Lung transplantation should be considered as a treatment option for patients with IPF who meet eligibility criteria. Patients with IPF should be referred for evaluation for lung transplantation as soon as possible to maximise the chance that they will be eligible.1 44 There are very few data on outcomes in patients treated with nintedanib who undergo lung transplantation and practice varies among treatment centres as to whether nintedanib may be continued until lung transplantation in patients with IPF.
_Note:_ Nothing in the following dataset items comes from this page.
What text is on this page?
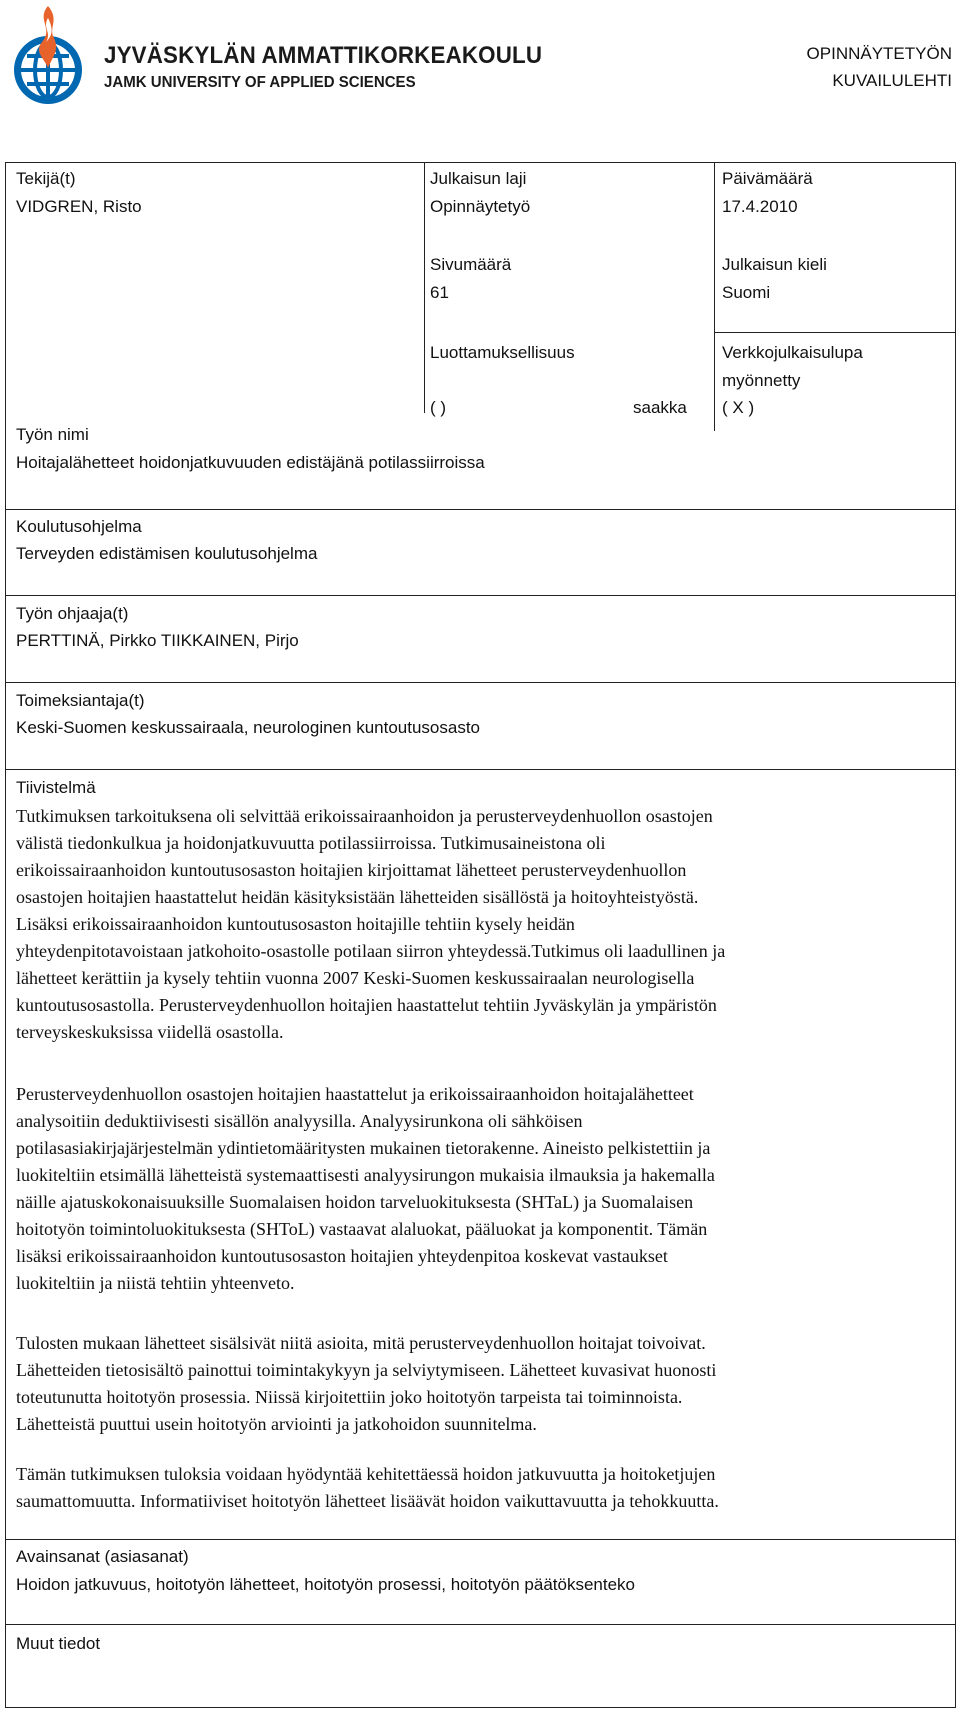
JYVÄSKYLÄN AMMATTIKORKEAKOULU
JAMK UNIVERSITY OF APPLIED SCIENCES
OPINNÄYTETYÖN
KUVAILULEHTI
Tekijä(t)
VIDGREN, Risto
Julkaisun laji
Opinnäytetyö
Päivämäärä
17.4.2010
Sivumäärä
61
Julkaisun kieli
Suomi
Luottamuksellisuus
( )	saakka
Verkkojulkaisulupa
myönnetty
( X )
Työn nimi
Hoitajalähetteet hoidonjatkuvuuden edistäjänä potilassiirroissa
Koulutusohjelma
Terveyden edistämisen koulutusohjelma
Työn ohjaaja(t)
PERTTINÄ, Pirkko TIIKKAINEN, Pirjo
Toimeksiantaja(t)
Keski-Suomen keskussairaala, neurologinen kuntoutusosasto
Tiivistelmä
Tutkimuksen tarkoituksena oli selvittää erikoissairaanhoidon ja perusterveydenhuollon osastojen
välistä tiedonkulkua ja hoidonjatkuvuutta potilassiirroissa. Tutkimusaineistona oli
erikoissairaanhoidon kuntoutusosaston hoitajien kirjoittamat lähetteet perusterveydenhuollon
osastojen hoitajien haastattelut heidän käsityksistään lähetteiden sisällöstä ja hoitoyhteistyöstä.
Lisäksi erikoissairaanhoidon kuntoutusosaston hoitajille tehtiin kysely heidän
yhteydenpitotavoistaan jatkohoito-osastolle potilaan siirron yhteydessä.Tutkimus oli laadullinen ja
lähetteet kerättiin ja kysely tehtiin vuonna 2007 Keski-Suomen keskussairaalan neurologisella
kuntoutusosastolla. Perusterveydenhuollon hoitajien haastattelut tehtiin Jyväskylän ja ympäristön
terveyskeskuksissa viidellä osastolla.
Perusterveydenhuollon osastojen hoitajien haastattelut ja erikoissairaanhoidon hoitajalähetteet
analysoitiin deduktiivisesti sisällön analyysilla. Analyysirunkona oli sähköisen
potilasasiakirjajärjestelmän ydintietomääritysten mukainen tietorakenne. Aineisto pelkistettiin ja
luokiteltiin etsimällä lähetteistä systemaattisesti analyysirungon mukaisia ilmauksia ja hakemalla
näille ajatuskokonaisuuksille Suomalaisen hoidon tarveluokituksesta (SHTaL) ja Suomalaisen
hoitotyön toimintoluokituksesta (SHToL) vastaavat alaluokat, pääluokat ja komponentit. Tämän
lisäksi erikoissairaanhoidon kuntoutusosaston hoitajien yhteydenpitoa koskevat vastaukset
luokiteltiin ja niistä tehtiin yhteenveto.
Tulosten mukaan lähetteet sisälsivät niitä asioita, mitä perusterveydenhuollon hoitajat toivoivat.
Lähetteiden tietosisältö painottui toimintakykyyn ja selviytymiseen. Lähetteet kuvasivat huonosti
toteutunutta hoitotyön prosessia. Niissä kirjoitettiin joko hoitotyön tarpeista tai toiminnoista.
Lähetteistä puuttui usein hoitotyön arviointi ja jatkohoidon suunnitelma.
Tämän tutkimuksen tuloksia voidaan hyödyntää kehitettäessä hoidon jatkuvuutta ja hoitoketjujen
saumattomuutta. Informatiiviset hoitotyön lähetteet lisäävät hoidon vaikuttavuutta ja tehokkuutta.
Avainsanat (asiasanat)
Hoidon jatkuvuus, hoitotyön lähetteet, hoitotyön prosessi, hoitotyön päätöksenteko
Muut tiedot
Non-pharmacological therapies recommended for patients with IPF include pulmonary rehabilitation, supplemental oxygen and palliative care.1 Pulmonary rehabilitation consists of a programme of exercise training, education and patient support designed to improve patients’ physical and psychological condition.45 There is a growing body of evidence that pulmonary rehabilitation improves exercise capacity, dyspnoea and quality of life in patients with IPF, at least in the short term.46 47 International treatment guidelines for IPF recommend that patients with clinically significant resting hypoxaemia (commonly defined as a resting arterial oxygen saturation <88%) should receive long-term oxygen therapy.1 There are no recommendations regarding the use of supplemental oxygen in patients with exertional hypoxaemia.1 A systematic review of articles on the impact of oxygen therapy in patients with interstitial lung disease suggested, based on data from 12 studies, that short-term oxygen therapy had no effect on dyspnoea during exercise, although exercise capacity was increased.48

Palliative care focuses on reducing patient’s symptoms and providing comfort and should be individualised to meet the needs of patients and their caregivers.1 There is a growing consensus that patients with IPF should have access to palliative care at all stages of the disease, not just at end of life, to preserve quality of life.49

Conclusions

Nintedanib has been approved for the treatment of IPF in several countries and regions, including the USA and Europe, and received a conditional recommendation for use in the latest international treatment guidelines. Placebo-controlled trials have shown that nintedanib reduces the rate of disease progression in patients with IPF, with adverse events that are manageable in most patients through dose reduction, treatment interruption and symptomatic management of diarrhoea. Nintedanib has been shown to be effective across a wide range of subgroups of patients with IPF. Caution should be used in using nintedanib in patients with known risk of bleeding and in patients with high risk of cardiovascular disease such as those with coronary artery disease. Non-pharmacological therapies are an important part of the management of patients with IPF and should be individualised to the needs of the patient.